The first was the Heiress, a woman who reigned in the 1890’s, and had a penchant for candy-colored silk ball gowns from the House of Worth, with exquisitely detailed embroidery. Be sure to note the hair – designed throughout the exhibit by Julien d’Ys – which appears heavily shellacked and, for the Heiress, is embellished with glittered flowers.
Characterized by a growing independence and love of sport, the Gibson Girl was the ideal woman of the late 1800’s and the early 1900’s. The Gibson Girl grew to prominence, thanks to the satirical illustrations of artist Charles Dana Gibson, which depicted statuesque young beauties with huge, piled-up hair and slightly more masculine clothing than those before her.
At the Met, the Gibson Girl is personified with volume – voluminous (and delightfully goopy with glue) up-dos for her hair, hefty leg-of-mutton sleeves on her blouses. As opposed to the Heiress, the Gibson Girl wore the decidedly more sporty fabrics of cotton, wool, and linen, and is shown at the Met with various pieces of sporting equipment.
The Bohemian was the subsequent It girl, and she hung out in dark playrooms surrounded by exquisite Tiffany’s lamps and roaring fires.

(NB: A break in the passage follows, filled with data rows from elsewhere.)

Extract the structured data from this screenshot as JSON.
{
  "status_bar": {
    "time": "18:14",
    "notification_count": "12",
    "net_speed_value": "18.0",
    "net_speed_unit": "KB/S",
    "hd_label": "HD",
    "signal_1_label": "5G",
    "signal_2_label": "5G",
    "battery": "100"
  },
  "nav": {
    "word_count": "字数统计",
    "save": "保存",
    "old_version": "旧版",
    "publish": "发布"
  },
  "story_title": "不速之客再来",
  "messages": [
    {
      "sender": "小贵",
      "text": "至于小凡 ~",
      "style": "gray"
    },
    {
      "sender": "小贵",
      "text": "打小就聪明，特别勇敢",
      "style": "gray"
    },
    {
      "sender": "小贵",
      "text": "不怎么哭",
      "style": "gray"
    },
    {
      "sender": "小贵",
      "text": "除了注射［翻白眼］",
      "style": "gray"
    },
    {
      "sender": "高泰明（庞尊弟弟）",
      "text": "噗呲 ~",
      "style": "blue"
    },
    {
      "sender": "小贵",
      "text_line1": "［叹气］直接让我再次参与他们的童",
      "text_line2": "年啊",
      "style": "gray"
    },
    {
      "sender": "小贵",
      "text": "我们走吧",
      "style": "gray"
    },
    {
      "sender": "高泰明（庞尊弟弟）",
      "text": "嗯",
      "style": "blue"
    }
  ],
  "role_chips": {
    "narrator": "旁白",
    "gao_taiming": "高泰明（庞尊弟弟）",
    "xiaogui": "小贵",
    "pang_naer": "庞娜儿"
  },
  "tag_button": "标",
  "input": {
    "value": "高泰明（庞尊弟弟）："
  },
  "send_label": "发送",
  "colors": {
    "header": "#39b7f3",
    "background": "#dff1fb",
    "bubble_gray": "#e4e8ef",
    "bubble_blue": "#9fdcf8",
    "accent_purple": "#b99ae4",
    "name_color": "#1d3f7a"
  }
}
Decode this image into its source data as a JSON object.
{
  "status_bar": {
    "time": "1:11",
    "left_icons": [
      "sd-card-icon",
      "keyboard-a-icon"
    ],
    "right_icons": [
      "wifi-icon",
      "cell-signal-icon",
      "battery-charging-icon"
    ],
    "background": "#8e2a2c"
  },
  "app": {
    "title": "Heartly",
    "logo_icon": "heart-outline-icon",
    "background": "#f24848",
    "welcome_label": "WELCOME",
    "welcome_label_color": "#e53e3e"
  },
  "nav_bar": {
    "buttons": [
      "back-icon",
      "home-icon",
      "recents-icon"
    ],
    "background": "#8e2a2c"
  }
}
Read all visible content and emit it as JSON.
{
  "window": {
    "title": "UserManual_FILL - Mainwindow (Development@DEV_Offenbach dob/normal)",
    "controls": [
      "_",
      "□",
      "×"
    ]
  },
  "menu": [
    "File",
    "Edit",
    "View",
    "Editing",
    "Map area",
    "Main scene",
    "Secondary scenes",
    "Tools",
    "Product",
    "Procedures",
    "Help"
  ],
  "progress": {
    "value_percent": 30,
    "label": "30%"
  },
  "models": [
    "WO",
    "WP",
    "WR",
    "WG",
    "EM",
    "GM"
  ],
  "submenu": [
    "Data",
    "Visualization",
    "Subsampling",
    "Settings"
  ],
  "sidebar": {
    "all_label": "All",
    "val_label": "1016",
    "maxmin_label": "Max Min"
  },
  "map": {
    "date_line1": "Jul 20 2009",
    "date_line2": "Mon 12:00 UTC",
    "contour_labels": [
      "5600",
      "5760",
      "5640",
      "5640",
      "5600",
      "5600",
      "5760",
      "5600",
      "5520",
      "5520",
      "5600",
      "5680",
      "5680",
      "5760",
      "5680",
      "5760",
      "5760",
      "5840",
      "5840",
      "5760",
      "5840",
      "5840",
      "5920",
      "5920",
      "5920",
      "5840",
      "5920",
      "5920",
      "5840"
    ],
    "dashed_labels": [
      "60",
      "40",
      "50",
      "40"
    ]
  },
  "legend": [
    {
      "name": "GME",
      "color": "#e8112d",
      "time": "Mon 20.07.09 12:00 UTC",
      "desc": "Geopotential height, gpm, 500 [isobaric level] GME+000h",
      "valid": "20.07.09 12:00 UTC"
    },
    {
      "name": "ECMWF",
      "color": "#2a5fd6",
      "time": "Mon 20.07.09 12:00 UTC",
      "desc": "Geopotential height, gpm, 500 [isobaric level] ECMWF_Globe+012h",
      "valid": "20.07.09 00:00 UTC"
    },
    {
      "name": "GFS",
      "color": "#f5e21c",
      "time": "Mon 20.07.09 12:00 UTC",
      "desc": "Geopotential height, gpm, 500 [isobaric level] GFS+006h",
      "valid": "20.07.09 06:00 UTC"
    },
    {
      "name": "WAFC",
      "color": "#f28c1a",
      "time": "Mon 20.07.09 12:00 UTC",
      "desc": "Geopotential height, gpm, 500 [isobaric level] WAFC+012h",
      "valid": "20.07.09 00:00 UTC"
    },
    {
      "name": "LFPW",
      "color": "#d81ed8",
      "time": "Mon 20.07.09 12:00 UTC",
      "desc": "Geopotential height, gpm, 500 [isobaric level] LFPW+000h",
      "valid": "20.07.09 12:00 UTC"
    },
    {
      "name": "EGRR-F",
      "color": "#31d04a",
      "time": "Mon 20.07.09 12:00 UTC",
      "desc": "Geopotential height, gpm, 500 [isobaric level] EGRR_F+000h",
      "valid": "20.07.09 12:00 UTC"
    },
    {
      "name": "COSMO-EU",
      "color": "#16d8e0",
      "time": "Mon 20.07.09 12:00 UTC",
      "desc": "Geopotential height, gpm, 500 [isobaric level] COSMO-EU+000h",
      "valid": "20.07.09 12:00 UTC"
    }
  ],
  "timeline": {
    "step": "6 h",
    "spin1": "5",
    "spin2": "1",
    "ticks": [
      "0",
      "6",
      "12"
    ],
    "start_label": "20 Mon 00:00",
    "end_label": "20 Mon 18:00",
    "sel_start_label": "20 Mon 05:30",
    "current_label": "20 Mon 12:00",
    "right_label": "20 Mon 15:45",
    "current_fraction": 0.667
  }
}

The Bohemian was a great patron of the arts, and favored Liberty of London cocoon-like capes in a pink and green silk brocade peacock pattern. Draped silk gowns and evening coats constituted her wardrobe, and are in stunning display at the Met.
A major transitional period – symbolized in the next room by the protesting Suffragist, in her dark, military-style tailored jacket and petticoat – made for an emotional display. Footage of marching suffragists is projected onto three walls, while the volume of their verbal protests overwhelm the room.
1920’s It girl, the flapper, personified a fashionable rejection of the stifling feminine norms of the past. With glittered and glued bob haircuts, the Met’s flapper mannequins wore intricate, drop-waist evening gowns and simple silk day dresses. Often accompanied by a fluffy boa, the gowns are beautifully embellished with metallic thread and rhinestones. The 30’s screen siren is celebrated in the near-last room.
Short snippets of popular era films like Stormy Weather, Bringing Up Baby, and Gilda are projected along the walls and celebrate the powerful force of actresses including Joan Crawford, Katherine Hepburn, and Lena Horne, among others. The era was marked by exquisite body-con silk evening gowns in black, white, and gold, made by the likes of Chanel and Lanvin.
Happily, the Met addressed the exclusive nature of these ideal feminine representations with their last room, a consolation in the form of a celebration of modern women. Near-360-degree photo and video projections of women including Tina Fey, Michelle Obama, Patti Smith, and Beyonce were shown, to the tune of “American Woman” by Lenny Kravitz. Though surely a more relevant song could have been chosen, it was a welcome ending to a beautiful, though restrictive, exhibit.
Those unable to see the exhibit in person can still participate: go to the Met’s website for a video tour of the exhibit, plus more photos of the clothing, as well as designer descriptions and further time period information. American Woman: Fashioning a National Identity is up through August 15.